The New Self-Distribution Model

Following the July 30 announcement from the US Securities and Exchange Commission (SEC) about new guidance concerning Regulation FD, there has been plenty of online commentary and opinion on what people think it means for business, investors and communicators.

The regulator has yet to publish the full details of its guidance, so much of the commentary and opinion at the moment is just speculation.

But I think one thing is clear – among the huge implications the SEC’s announcement has for financial communication as a whole, the press release and how news and information is traditionally distributed will be affected.

Tom Foremski’s speculative view is a good one:

[…] If a company’s web site is RSS enabled and it releases financial information and any other material information through that web site, that should satisfy FD requirements. This is because financial analysts and investors can opt-in and subscribe to that information through RSS news readers, or choose to have that information emailed as soon as it is published.

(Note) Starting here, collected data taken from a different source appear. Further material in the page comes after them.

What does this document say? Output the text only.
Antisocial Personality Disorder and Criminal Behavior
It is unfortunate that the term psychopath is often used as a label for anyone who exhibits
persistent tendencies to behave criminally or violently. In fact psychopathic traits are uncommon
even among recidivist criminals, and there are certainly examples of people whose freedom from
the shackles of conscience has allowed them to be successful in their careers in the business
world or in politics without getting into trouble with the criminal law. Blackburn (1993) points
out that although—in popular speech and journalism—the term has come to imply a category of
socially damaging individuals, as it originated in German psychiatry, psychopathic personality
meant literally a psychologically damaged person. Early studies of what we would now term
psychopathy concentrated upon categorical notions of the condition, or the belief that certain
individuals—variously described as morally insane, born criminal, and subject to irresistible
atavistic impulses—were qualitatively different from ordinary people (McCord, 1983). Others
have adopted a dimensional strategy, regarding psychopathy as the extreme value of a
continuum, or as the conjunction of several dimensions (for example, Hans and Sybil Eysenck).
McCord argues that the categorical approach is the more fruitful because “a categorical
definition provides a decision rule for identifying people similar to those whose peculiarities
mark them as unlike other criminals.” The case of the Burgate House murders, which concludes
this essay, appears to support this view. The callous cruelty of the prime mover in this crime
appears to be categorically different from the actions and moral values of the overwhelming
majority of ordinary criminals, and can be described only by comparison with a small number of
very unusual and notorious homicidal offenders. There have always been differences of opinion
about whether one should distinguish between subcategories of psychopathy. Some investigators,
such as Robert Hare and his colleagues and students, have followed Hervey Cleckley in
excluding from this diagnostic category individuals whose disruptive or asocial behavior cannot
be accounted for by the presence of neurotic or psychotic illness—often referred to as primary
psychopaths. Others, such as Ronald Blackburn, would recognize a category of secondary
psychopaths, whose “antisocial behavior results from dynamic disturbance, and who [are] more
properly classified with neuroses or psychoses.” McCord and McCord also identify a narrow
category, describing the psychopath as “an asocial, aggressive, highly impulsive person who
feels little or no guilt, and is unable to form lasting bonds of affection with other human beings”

The bold emphasis is mine as that gets to the heart of the new self-distribution model that I believe will emerge with more organizations as a result of the SEC’s move, one that will change traditional press release distribution and could dramatically affect the newswire services’ business models.

Tom again:

This form of distribution is much broader than through a wire service such as BusinessWire or PRNewswire. Distribution through RSS and email takes advantage of the full breadth of the Internet and does not require an intermediary such as a wire service. Yahoo Finance and Google News would provide additional free distribution services in those cases where investors are not subscribed to a company’s financial information. Companies will be able to save considerable amounts of money in bypassing those wire services, where a single release can cost at least $1200 and often more.

Again, the bold is my emphasis.

It seems like a no-brainer, doesn’t it? If you could use a communication channel that not only is within the scope of any regulations you must adhere to but also saves you quite a bit of money, surely you would. Wouldn’t you?

Aside from the SEC guidance itself – and remember, we’ve still not seen the details of that – a primary thing to think about in what I’ll call the emerging self-distribution news model is whether or not it has the breadth and depth of reach to be an effective communication channel.

Not yet, in my view, not in the sense of it entirely replacing those traditional channels: the press release and the newswires. So any calls for dispensing with the press release are a bit premature.

ciscosmnr What I think will happen is more social media newsrooms going up, perhaps along the lines of what GM Europe has done. Or Electrolux, IABC and Ford. Or perhaps like Cisco Systems or Hewlett-Packard who issued a press release in a social media format (HP’s via a wire service).

You’ll notice that none of these examples has anything to do with communicating financial news and information.

That will come from some organizations, perhaps even from some of these ones, as a result of the SEC announcement.

Notice, too, that all these examples of using a social media approach to press releases are in parallel with traditional press releases – no one has replaced any traditional communication channels.

That’s an important point – you can experiment with new ideas like the social media news release without making any changes to the established order of things – you simply add a complementary channel.

I was talking to Dennis Howlett a few days ago about the SEC news. Dennis has an interesting point of view (and one I hadn’t considered) broadly surrounding governance, risk and compliance which he wrote about in ZDNet, saying:

[…] there is a case where the notion of social media as a prime delivery tool takes on genuine value. If, as has been argued elsewhere, one of the Big Four collapses and this guidance is fleshed out to be meaningful, then the whole question of corporate public disclosure becomes a major talking point.

Imagine this: the entire value of traditional audit comes under question. What replaces it? A carefully orchestrated stream of transparent information that can be parsed through links. There will, in other words, be no place to hide. Corporations will be forced into acting in a very different manner to the command and control structures I see every day of the week.

My emphasis in bold. What the SEC is proposing has far-reaching implications for corporate and financial communication, of which this post’s focus on news distribution is purely one aspect.

Also listen to Shel Holtz, Brian Solis, Chris Heuer and Tom Foremski discussing the implications for the social media news release in the SMRCast podcast episode #18.

As I said in my post on Thursday, I think this could be the tipping point for the social media news release where its value as an interactive communication channel becomes even more apparent.

I’m even more convinced of that. Note the word ‘could,’ though.